There was no question in Stephen Sessions’ voice, but only a wondering, ironic statement. “You still hope, then, that Theron Replogle will reverse himself!”
“I think,” said Oliver Major, “that Replogle knows what’s best for Replogle.”
There was a silence. If in the darkness Stephen Sessions smiled with a weary dry contempt, the smothered gleam of the lantern did not disclose it. Oliver Major’s boots moved out of the flat circle of dim light, as for a few minutes he engaged himself in a tour of the lookout.
“How long,” said Stephen Sessions after a little pause, “do you think you can go on with this?”
“Go on?” repeated Oliver Major. His voice was curiously without emotion. “We can’t go on.”
“You’ve made a good fight,” said Stephen Sessions with the finality of a man who speaks of a thing that is done. “I never would have believed that you people could have made a stand of it like you’ve done.”
No one answered him. They knew that what he said was so. That thick old adobe that Oliver Major and his brother had built with their own hands so long ago had, with the improvised planking shields at its openings, stood immune to fire, impregnable to lead. The scathing rake of the enemy fire had held them down very tightly; not so much as a knot hole was safe from the searching guns. Yet, over and over again the defenders had proved that in the pinches their own guns could lash out murderously, withering short range attack. The defense was an extraordinary thing—certainly they knew it must be a singularly
baffling thing to the heavily manned, and heavily armed army-like posse without. Yet it could not last forever.
“No, Oliver,” said Stephen Sessions, “like you said, you can’t go on. God knows I tried to make you see what the end would be when you began. It had to come. But, Oliver, I want to say this: from the bottom of my heart, from the bottom of my soul, I’m sorry! I can’t say more than that.”

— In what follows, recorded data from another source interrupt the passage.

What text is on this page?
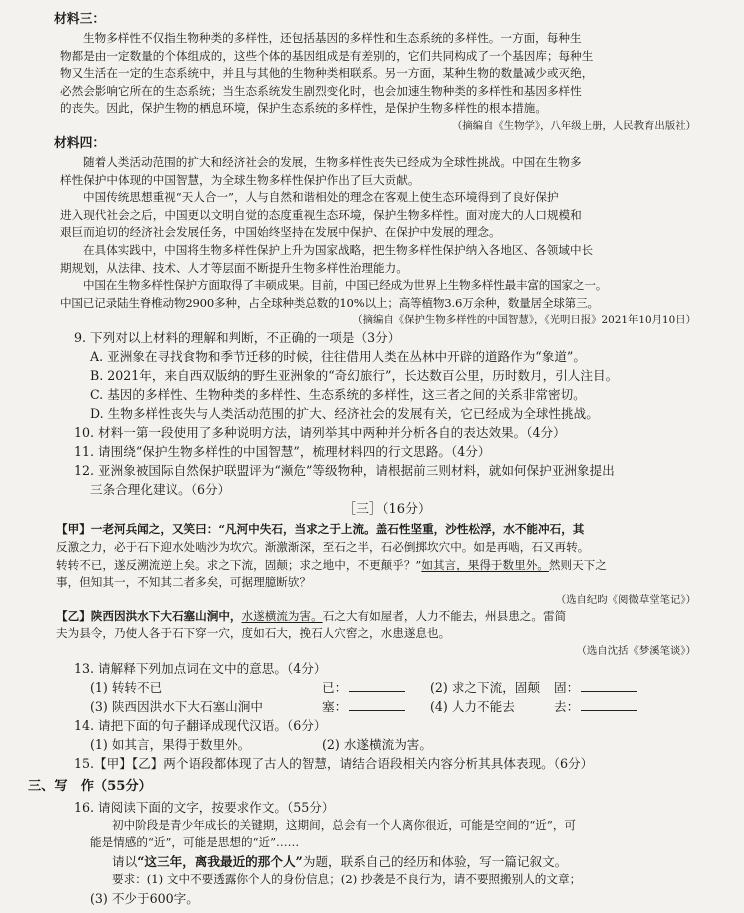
材料三：
生物多样性不仅指生物种类的多样性，还包括基因的多样性和生态系统的多样性。一方面，每种生
物都是由一定数量的个体组成的，这些个体的基因组成是有差别的，它们共同构成了一个基因库；每种生
物又生活在一定的生态系统中，并且与其他的生物种类相联系。另一方面，某种生物的数量减少或灭绝，
必然会影响它所在的生态系统；当生态系统发生剧烈变化时，也会加速生物种类的多样性和基因多样性
的丧失。因此，保护生物的栖息环境，保护生态系统的多样性，是保护生物多样性的根本措施。
（摘编自《生物学》，八年级上册，人民教育出版社）
材料四：
随着人类活动范围的扩大和经济社会的发展，生物多样性丧失已经成为全球性挑战。中国在生物多
样性保护中体现的中国智慧，为全球生物多样性保护作出了巨大贡献。
中国传统思想重视“天人合一”，人与自然和谐相处的理念在客观上使生态环境得到了良好保护
进入现代社会之后，中国更以文明自觉的态度重视生态环境，保护生物多样性。面对庞大的人口规模和
艰巨而迫切的经济社会发展任务，中国始终坚持在发展中保护、在保护中发展的理念。
在具体实践中，中国将生物多样性保护上升为国家战略，把生物多样性保护纳入各地区、各领域中长
期规划，从法律、技术、人才等层面不断提升生物多样性治理能力。
中国在生物多样性保护方面取得了丰硕成果。目前，中国已经成为世界上生物多样性最丰富的国家之一。
中国已记录陆生脊椎动物2900多种，占全球种类总数的10%以上；高等植物3.6万余种，数量居全球第三。
（摘编自《保护生物多样性的中国智慧》，《光明日报》2021年10月10日）
9. 下列对以上材料的理解和判断，不正确的一项是（3分）
A. 亚洲象在寻找食物和季节迁移的时候，往往借用人类在丛林中开辟的道路作为“象道”。
B. 2021年，来自西双版纳的野生亚洲象的“奇幻旅行”，长达数百公里，历时数月，引人注目。
C. 基因的多样性、生物种类的多样性、生态系统的多样性，这三者之间的关系非常密切。
D. 生物多样性丧失与人类活动范围的扩大、经济社会的发展有关，它已经成为全球性挑战。
10. 材料一第一段使用了多种说明方法，请列举其中两种并分析各自的表达效果。（4分）
11. 请围绕“保护生物多样性的中国智慧”，梳理材料四的行文思路。（4分）
12. 亚洲象被国际自然保护联盟评为“濒危”等级物种，请根据前三则材料，就如何保护亚洲象提出
三条合理化建议。（6分）
［三］（16分）
【甲】一老河兵闻之，又笑曰：“凡河中失石，当求之于上流。盖石性坚重，沙性松浮，水不能冲石，其
反激之力，必于石下迎水处啮沙为坎穴。渐激渐深，至石之半，石必倒掷坎穴中。如是再啮，石又再转。
转转不已，遂反溯流逆上矣。求之下流，固颠；求之地中，不更颠乎？”如其言，果得于数里外。然则天下之
事，但知其一，不知其二者多矣，可据理臆断欤？
（选自纪昀《阅微草堂笔记》）
【乙】陕西因洪水下大石塞山涧中，水遂横流为害。石之大有如屋者，人力不能去，州县患之。雷简
夫为县令，乃使人各于石下穿一穴，度如石大，挽石人穴窖之，水患遂息也。
（选自沈括《梦溪笔谈》）
13. 请解释下列加点词在文中的意思。（4分）
(1) 转转不已	已：	(2) 求之下流，固颠	固：
(3) 陕西因洪水下大石塞山涧中	塞：	(4) 人力不能去	去：
14. 请把下面的句子翻译成现代汉语。（6分）
(1) 如其言，果得于数里外。	(2) 水遂横流为害。
15.【甲】【乙】两个语段都体现了古人的智慧，请结合语段相关内容分析其具体表现。（6分）
三、写　作（55分）
16. 请阅读下面的文字，按要求作文。（55分）
初中阶段是青少年成长的关键期，这期间，总会有一个人离你很近，可能是空间的“近”，可
能是情感的“近”，可能是思想的“近”……
请以“这三年，离我最近的那个人”为题，联系自己的经历和体验，写一篇记叙文。
要求：(1) 文中不要透露你个人的身份信息；(2) 抄袭是不良行为，请不要照搬别人的文章；
(3) 不少于600字。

If it occurred to Oliver Major that this man, now expressing his purely futile regret, could have, at one time, changed the whole circumstance with a word, he found no reason for bringing it up again now. They had threshed that matter to the bottom, and at the bottom they had been deadlocked still.

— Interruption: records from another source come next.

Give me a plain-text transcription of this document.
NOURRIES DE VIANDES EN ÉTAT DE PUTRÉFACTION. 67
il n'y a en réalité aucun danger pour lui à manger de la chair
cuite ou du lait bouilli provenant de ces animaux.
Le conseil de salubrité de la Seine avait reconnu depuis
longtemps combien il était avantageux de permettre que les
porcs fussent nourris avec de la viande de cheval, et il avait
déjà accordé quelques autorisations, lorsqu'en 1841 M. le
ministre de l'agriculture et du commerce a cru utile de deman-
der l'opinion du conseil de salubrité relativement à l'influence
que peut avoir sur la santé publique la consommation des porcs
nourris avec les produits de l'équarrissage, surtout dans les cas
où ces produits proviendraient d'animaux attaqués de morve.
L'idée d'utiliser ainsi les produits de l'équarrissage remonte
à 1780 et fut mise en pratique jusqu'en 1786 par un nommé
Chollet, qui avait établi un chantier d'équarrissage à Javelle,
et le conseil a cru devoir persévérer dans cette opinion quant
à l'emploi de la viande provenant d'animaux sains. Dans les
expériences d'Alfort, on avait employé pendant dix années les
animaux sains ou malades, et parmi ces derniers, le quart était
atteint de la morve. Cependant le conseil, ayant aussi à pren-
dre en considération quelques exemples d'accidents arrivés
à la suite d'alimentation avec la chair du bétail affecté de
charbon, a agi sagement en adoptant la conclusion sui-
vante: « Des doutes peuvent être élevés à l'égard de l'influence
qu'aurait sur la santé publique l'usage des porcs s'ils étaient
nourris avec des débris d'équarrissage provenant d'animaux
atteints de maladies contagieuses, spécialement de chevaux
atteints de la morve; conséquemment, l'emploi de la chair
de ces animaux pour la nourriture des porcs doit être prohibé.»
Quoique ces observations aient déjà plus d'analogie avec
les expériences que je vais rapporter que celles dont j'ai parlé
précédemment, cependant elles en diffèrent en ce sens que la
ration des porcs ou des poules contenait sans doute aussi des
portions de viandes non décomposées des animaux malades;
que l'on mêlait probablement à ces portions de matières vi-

In the oppressive silence the dim mumblings of the delirious Walk Ross fumbled vaguely. “Three head more…before we quit… It’s darker than all blue hell…” Beyond the walls Hughes made out the thin threading cry of a coyote, far off.

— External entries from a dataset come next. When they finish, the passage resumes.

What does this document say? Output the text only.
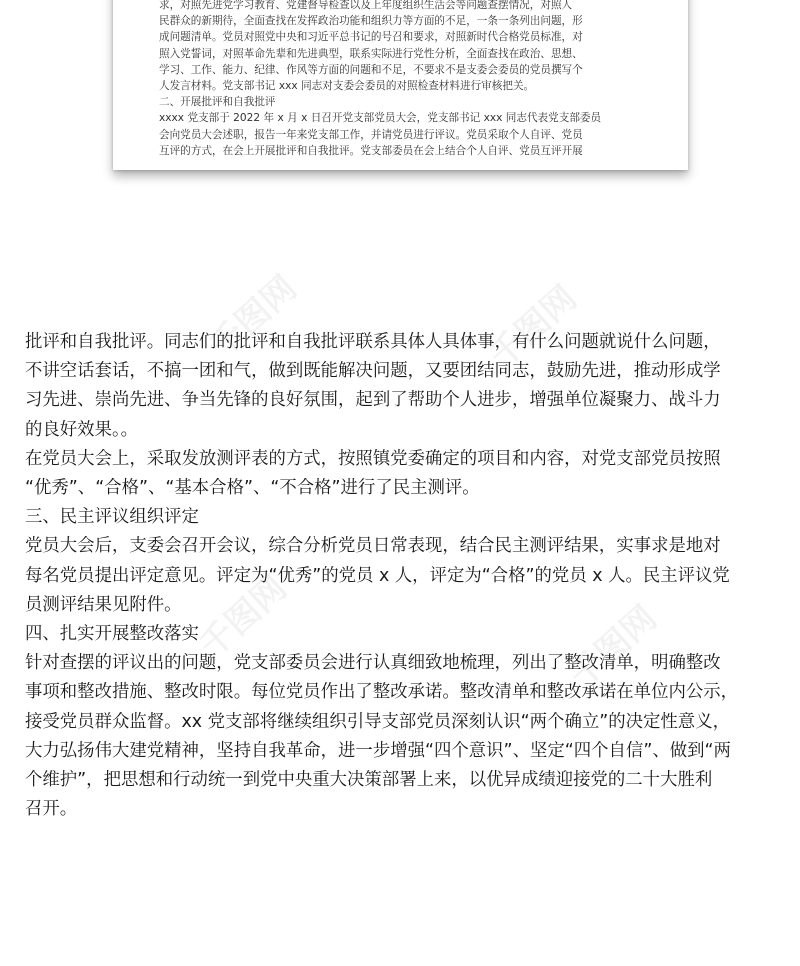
求，对照先进党学习教育、党建督导检查以及上年度组织生活会等问题查摆情况，对照人
民群众的新期待，全面查找在发挥政治功能和组织力等方面的不足，一条一条列出问题，形
成问题清单。党员对照党中央和习近平总书记的号召和要求，对照新时代合格党员标准，对
照入党誓词，对照革命先辈和先进典型，联系实际进行党性分析，全面查找在政治、思想、
学习、工作、能力、纪律、作风等方面的问题和不足，不要求不是支委会委员的党员撰写个
人发言材料。党支部书记 xxx 同志对支委会委员的对照检查材料进行审核把关。
二、开展批评和自我批评
xxxx 党支部于 2022 年 x 月 x 日召开党支部党员大会，党支部书记 xxx 同志代表党支部委员
会向党员大会述职，报告一年来党支部工作，并请党员进行评议。党员采取个人自评、党员
互评的方式，在会上开展批评和自我批评。党支部委员在会上结合个人自评、党员互评开展
千图网	千图网
千图网	千图网
批评和自我批评。同志们的批评和自我批评联系具体人具体事，有什么问题就说什么问题，
不讲空话套话，不搞一团和气，做到既能解决问题，又要团结同志，鼓励先进，推动形成学
习先进、崇尚先进、争当先锋的良好氛围，起到了帮助个人进步，增强单位凝聚力、战斗力
的良好效果。。
在党员大会上，采取发放测评表的方式，按照镇党委确定的项目和内容，对党支部党员按照
“优秀”、“合格”、“基本合格”、“不合格”进行了民主测评。
三、民主评议组织评定
党员大会后，支委会召开会议，综合分析党员日常表现，结合民主测评结果，实事求是地对
每名党员提出评定意见。评定为“优秀”的党员 x 人，评定为“合格”的党员 x 人。民主评议党
员测评结果见附件。
四、扎实开展整改落实
针对查摆的评议出的问题，党支部委员会进行认真细致地梳理，列出了整改清单，明确整改
事项和整改措施、整改时限。每位党员作出了整改承诺。整改清单和整改承诺在单位内公示，
接受党员群众监督。xx 党支部将继续组织引导支部党员深刻认识“两个确立”的决定性意义，
大力弘扬伟大建党精神，坚持自我革命，进一步增强“四个意识”、坚定“四个自信”、做到“两
个维护”，把思想和行动统一到党中央重大决策部署上来，以优异成绩迎接党的二十大胜利
召开。
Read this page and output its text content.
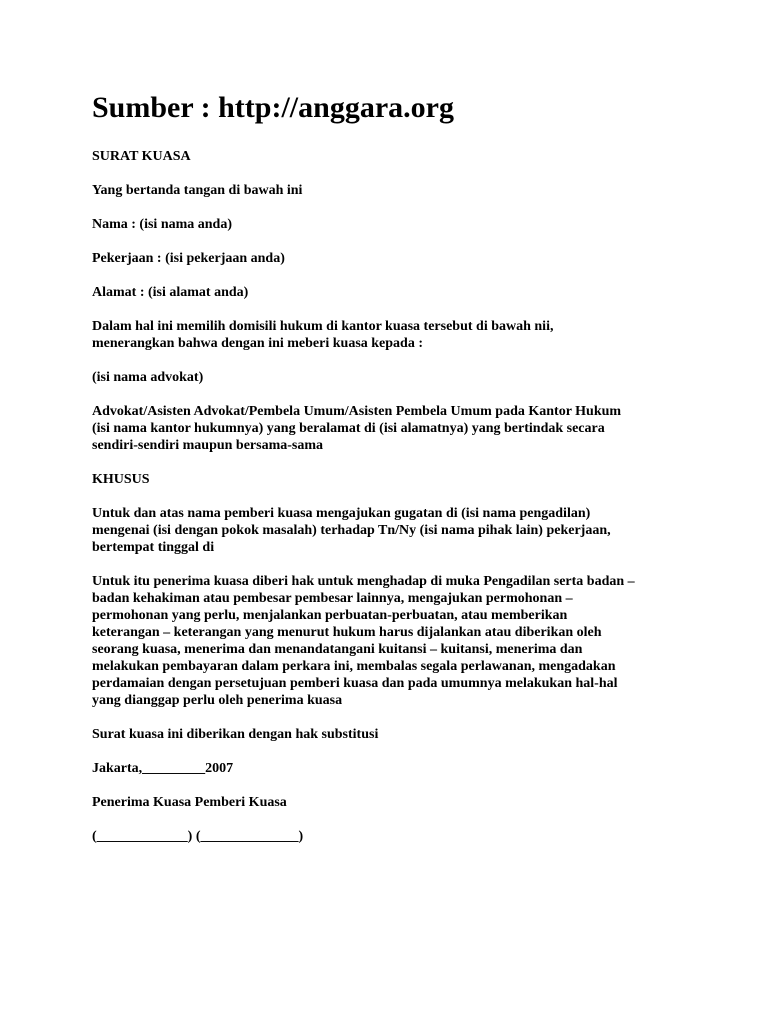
Sumber : http://anggara.org
SURAT KUASA
Yang bertanda tangan di bawah ini
Nama : (isi nama anda)
Pekerjaan : (isi pekerjaan anda)
Alamat : (isi alamat anda)
Dalam hal ini memilih domisili hukum di kantor kuasa tersebut di bawah nii,
menerangkan bahwa dengan ini meberi kuasa kepada :
(isi nama advokat)
Advokat/Asisten Advokat/Pembela Umum/Asisten Pembela Umum pada Kantor Hukum
(isi nama kantor hukumnya) yang beralamat di (isi alamatnya) yang bertindak secara
sendiri-sendiri maupun bersama-sama
KHUSUS
Untuk dan atas nama pemberi kuasa mengajukan gugatan di (isi nama pengadilan)
mengenai (isi dengan pokok masalah) terhadap Tn/Ny (isi nama pihak lain) pekerjaan,
bertempat tinggal di
Untuk itu penerima kuasa diberi hak untuk menghadap di muka Pengadilan serta badan –
badan kehakiman atau pembesar pembesar lainnya, mengajukan permohonan –
permohonan yang perlu, menjalankan perbuatan-perbuatan, atau memberikan
keterangan – keterangan yang menurut hukum harus dijalankan atau diberikan oleh
seorang kuasa, menerima dan menandatangani kuitansi – kuitansi, menerima dan
melakukan pembayaran dalam perkara ini, membalas segala perlawanan, mengadakan
perdamaian dengan persetujuan pemberi kuasa dan pada umumnya melakukan hal-hal
yang dianggap perlu oleh penerima kuasa
Surat kuasa ini diberikan dengan hak substitusi
Jakarta,_________2007
Penerima Kuasa Pemberi Kuasa
(_____________) (______________)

“So you see,” said Stephen Sessions, as if he could bear the silence no more, “Oliver, you have to give up.”
“Give up?” said Major, very softly. “We can’t give up.”
“But,” said Sessions, the impatience of overwrought nerves coming to the surface, “you just admitted that it can’t go on.”
“I know you never believed me, Steve,” said Oliver wearily, “but if I know anything in the world, I know this one thing for truth: if we’d given Clay Hughes and my boy over into their hands they never would have been seen alive again. The same old story—‘shot trying to escape’—like it was with Grasshopper Tanner, like it’s been with others before. I know Earl Shaw, and I know this feud, root, trunk, and branch. God knows I have reason to know it well! You can’t believe that, Steve; partly it’s because you don’t want to believe. But I can’t very well give the boys up—just to prove my point.”
“I don’t see the alternative,” Sessions said.